Keine Neuigkeiten sind auch welche

»War noch was mit der NPD?«, hatte ich unlängst Gelegenheit, mich zu fragen. Dann nahm ich mir eine 2014 abgeschlossene Textsammlung über Neonazis in Niederdeutschland vor (Braune Bande), in der ich die AfD nicht berücksichtigen konnte und musste und fand es überflüssig, verständigen Lesern heute den Zusatz aufzudrängen: »siehe weiter im gegenwärtigen Bundestag«.

Wie sich in meiner regionalgeschichtlichen Betrachtung des Neonazismus und der NS-Gedenkkultur zwischen 1965 und 2013 die großen Züge des Zeitgeistes en miniature und aus der Nähe spiegeln, vertraue ich darauf, dass meine Beobachtungen zur Alternative für Deutschland vor meiner Haustür die wesentlichen Trends enthalten.

(Siehe Neonazis aus dem Schatten oder Angstmache in Buxtehude und Das Auto der AfD sowie Angsthasen in Buxtehude.)

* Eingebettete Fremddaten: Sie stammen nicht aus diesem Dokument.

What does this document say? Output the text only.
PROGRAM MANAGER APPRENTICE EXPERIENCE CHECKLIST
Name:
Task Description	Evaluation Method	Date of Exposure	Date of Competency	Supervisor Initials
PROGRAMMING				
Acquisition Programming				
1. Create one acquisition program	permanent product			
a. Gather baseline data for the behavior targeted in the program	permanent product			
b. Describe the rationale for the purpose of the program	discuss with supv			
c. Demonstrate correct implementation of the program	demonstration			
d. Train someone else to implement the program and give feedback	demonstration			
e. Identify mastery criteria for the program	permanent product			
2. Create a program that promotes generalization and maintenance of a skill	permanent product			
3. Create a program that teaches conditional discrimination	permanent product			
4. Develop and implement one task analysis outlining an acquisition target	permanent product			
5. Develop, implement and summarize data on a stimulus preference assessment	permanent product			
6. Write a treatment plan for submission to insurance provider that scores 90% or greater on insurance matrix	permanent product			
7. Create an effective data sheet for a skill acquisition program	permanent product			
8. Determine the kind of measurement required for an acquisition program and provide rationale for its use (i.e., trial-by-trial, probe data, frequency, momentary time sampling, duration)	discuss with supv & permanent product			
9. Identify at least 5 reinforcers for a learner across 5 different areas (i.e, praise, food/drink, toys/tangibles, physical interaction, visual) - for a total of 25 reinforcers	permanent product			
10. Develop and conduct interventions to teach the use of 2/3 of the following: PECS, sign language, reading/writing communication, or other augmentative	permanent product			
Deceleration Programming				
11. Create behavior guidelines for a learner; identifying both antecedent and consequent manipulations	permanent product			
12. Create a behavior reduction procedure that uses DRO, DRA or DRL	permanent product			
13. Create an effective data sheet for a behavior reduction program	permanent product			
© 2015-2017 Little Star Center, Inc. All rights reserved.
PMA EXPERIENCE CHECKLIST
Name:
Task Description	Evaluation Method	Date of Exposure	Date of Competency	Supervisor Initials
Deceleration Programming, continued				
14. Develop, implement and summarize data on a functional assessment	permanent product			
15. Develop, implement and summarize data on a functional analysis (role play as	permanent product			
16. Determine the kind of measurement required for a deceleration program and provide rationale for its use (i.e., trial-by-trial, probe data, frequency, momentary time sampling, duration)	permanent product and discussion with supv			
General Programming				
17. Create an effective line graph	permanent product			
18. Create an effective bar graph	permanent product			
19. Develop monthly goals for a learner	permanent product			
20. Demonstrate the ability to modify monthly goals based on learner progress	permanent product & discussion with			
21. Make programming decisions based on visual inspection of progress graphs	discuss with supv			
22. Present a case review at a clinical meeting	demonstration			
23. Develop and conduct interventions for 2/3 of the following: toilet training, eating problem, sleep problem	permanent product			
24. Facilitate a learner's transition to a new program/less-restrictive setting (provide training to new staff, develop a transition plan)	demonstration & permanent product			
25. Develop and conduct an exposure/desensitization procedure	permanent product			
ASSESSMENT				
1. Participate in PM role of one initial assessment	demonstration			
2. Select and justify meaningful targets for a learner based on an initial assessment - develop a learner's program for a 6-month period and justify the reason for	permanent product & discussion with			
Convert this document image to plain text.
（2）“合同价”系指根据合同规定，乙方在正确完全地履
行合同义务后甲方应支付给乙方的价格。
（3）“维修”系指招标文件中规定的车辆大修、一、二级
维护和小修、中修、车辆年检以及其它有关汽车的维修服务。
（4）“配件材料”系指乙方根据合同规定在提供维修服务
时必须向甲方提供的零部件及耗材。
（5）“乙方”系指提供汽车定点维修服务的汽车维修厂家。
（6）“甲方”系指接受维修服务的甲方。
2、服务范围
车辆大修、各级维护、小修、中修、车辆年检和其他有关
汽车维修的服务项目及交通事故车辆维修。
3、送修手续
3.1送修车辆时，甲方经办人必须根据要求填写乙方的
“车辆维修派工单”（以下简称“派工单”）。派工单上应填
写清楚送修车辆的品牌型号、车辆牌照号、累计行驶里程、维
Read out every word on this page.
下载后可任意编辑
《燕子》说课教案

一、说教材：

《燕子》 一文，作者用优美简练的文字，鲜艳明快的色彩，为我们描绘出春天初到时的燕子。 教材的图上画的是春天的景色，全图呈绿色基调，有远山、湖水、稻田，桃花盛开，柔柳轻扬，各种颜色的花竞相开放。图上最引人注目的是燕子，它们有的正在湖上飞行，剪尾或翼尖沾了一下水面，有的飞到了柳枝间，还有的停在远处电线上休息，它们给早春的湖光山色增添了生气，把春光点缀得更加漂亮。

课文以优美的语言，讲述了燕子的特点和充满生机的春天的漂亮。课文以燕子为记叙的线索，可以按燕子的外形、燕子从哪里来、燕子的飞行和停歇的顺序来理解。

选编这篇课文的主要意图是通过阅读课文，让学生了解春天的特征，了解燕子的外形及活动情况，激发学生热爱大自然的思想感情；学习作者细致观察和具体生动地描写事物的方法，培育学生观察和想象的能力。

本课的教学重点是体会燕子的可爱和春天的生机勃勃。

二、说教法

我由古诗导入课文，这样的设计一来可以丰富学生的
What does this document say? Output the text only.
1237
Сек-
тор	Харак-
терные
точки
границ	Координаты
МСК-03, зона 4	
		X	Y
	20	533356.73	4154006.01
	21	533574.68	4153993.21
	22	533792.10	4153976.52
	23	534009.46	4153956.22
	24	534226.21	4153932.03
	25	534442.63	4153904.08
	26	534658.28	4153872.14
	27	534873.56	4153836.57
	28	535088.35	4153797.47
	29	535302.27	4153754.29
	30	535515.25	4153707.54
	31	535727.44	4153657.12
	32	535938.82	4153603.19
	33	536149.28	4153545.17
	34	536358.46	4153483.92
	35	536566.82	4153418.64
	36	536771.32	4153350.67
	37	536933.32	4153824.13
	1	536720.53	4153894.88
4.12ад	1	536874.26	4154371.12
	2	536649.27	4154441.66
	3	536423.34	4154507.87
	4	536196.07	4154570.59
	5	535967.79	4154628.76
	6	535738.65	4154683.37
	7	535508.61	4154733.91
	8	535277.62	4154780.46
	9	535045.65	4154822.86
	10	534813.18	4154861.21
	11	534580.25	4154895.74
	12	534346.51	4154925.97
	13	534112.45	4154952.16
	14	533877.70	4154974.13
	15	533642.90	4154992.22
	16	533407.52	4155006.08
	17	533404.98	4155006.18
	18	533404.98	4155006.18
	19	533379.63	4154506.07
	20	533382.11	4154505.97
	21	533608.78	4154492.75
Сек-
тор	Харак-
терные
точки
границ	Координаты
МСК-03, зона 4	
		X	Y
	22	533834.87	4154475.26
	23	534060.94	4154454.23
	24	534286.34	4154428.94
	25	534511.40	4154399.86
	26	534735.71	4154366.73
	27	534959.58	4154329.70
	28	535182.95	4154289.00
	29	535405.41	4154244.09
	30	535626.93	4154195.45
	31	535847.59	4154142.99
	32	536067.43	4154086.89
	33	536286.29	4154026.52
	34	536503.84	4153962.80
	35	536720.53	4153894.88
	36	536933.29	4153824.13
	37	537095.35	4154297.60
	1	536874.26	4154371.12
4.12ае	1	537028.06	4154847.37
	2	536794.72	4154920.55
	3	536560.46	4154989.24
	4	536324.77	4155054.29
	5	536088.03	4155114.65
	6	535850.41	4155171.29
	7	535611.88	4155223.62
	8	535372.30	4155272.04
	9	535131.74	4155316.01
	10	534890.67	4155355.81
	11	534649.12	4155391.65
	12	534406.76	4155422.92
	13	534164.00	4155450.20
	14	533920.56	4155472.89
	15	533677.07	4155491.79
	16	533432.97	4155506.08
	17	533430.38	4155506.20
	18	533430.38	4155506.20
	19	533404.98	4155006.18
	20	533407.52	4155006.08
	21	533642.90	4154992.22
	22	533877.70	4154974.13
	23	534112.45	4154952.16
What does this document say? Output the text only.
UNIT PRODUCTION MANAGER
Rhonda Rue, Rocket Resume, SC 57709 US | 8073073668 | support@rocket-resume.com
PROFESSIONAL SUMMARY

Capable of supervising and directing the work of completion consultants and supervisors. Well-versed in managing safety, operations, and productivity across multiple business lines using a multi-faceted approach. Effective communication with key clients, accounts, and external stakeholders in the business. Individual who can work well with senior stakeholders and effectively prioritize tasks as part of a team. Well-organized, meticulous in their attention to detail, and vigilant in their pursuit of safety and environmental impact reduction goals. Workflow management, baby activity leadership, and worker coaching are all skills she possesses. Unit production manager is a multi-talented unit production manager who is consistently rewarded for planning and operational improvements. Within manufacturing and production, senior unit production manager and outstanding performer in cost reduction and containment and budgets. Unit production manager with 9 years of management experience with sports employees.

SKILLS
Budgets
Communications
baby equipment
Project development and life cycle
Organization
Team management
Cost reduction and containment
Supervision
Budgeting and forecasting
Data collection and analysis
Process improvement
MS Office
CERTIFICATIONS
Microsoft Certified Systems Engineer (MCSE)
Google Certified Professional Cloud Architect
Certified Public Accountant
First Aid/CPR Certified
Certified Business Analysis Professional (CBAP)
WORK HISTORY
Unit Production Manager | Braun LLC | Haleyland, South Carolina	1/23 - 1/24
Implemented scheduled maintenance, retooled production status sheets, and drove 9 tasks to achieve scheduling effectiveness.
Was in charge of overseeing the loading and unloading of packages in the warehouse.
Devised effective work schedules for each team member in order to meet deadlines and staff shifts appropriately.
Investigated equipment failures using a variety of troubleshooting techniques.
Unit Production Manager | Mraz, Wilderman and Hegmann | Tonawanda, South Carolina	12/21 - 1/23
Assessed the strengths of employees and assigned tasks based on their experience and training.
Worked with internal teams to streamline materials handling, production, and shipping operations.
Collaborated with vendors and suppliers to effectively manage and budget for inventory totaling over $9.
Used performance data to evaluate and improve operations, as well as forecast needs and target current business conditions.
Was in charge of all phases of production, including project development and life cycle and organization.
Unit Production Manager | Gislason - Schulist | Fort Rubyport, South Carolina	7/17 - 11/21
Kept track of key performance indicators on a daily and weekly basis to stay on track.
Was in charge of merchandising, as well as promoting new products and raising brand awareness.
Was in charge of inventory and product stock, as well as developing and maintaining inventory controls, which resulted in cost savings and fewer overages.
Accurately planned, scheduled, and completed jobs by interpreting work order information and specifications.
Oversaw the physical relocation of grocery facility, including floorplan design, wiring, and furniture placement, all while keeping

Das Vorletzte, womit die Partei von sich reden machte, war der halbe Rauswurf des Abgeordneten →Lars Seemann. Das Letzte war Anfang März 2018 dieselbe Geschichte als Fortsetzung. Ein Herr Jan Hensen verließ die Kreistagsfraktion – mutmaßlich im Streit um das Verfahren mit Seemann.

Die Verringerung der Fraktionsstärke könnte Auswirkungen auf die Ausschüsse im Kreistag haben. In den Zeitungen lese ich seither nichts mehr davon. Besagt das nicht genug?

Die AfD ist im politischen Alltag angekommen. Ob sie sich zerlegt wird so wenig untersucht wie die Zustände in den anderen Parteien, die in der Presse, je nach Ausrichtung, vor allem mit Eigenwerbungsmaßnahmen vorkommen.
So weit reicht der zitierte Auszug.